Union dues are 1.29 percent of your base wage, about $6.50 a week for Beaver Creek ski instructors, said Al Kogler, the Communications Workers of America’s union organizer in this region of the country.

How a union vote would work

It would take a minimum of 30 percent of ski instructors working Beaver Creek to request a union vote, but Kogler said the AFL-CIO likes to have 50 percent of the workers signed on before asking the National Labor Relations Board for a vote.

Once the AFL-CIO asks the National Labor Relations Board to authorize a union vote. The NLRB then asks Vail Resorts for an employee list. The federal agency compares names, like election officials would for any campaign.

The National Labor Relations Board lets everyone know who gets to vote, where and when.

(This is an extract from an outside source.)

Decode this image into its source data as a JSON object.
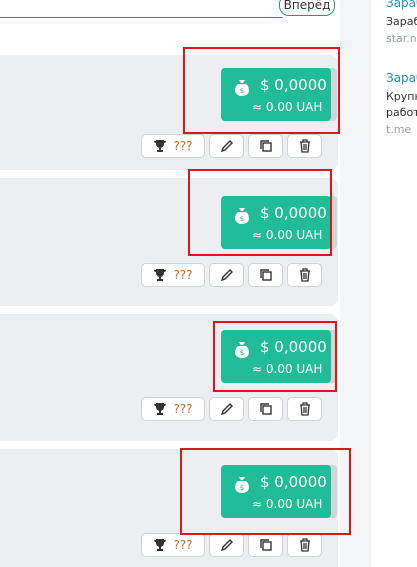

An election could be called in as little as four weeks after the labor relations board ratifies the signatures.

Growing union influence

If Beaver Creek ski instructors vote to unionize, then they’d join union ski patrols in four resorts: Steamboat Springs, Crested Butte, Canyons in Park City, Utah, and now Telluride.

Telluride’s three-year union contract includes wage security and increases, better benefits, a grievance policy and more in-job security, according to the Telluride Daily Planet newspaper.

Telluride’s Tony Daranyi, a 16-year ski patroller and member of the bargaining committee, called it a “win-win for the ski patrol, management and the Telluride community.”

Strike not likely

Strikes are not part of their union’s model, Kogler said, and cannot happen until a contract expires. Contracts run two or three years.

On their website, Beaver Creek Instructors United have said they won’t strike, because there are other ways to accomplish things.

For now the union is working only with Beaver Creek ski instructors. Vail ski instructors have a Facebook page, Fair Wages for Ski Instructors.

Retribution is illegal

Under federal law, a company cannot take any negative action against you if you support of a union, or don’t.

If workers in your shop unionize, then you don’t necessarily have to join.

If a majority of Beaver Creek ski instructors vote to make the CWA their union, then the union begins negotiating on behalf of all the instructors, whether they voted for the union or not.

The federal government says unions must represent workers whether they’re members or not.

To counter that, unions came up with a fee you pay instead of union dues.

Colorado is the only state that requires non-union workers to pay that fee in a union shop.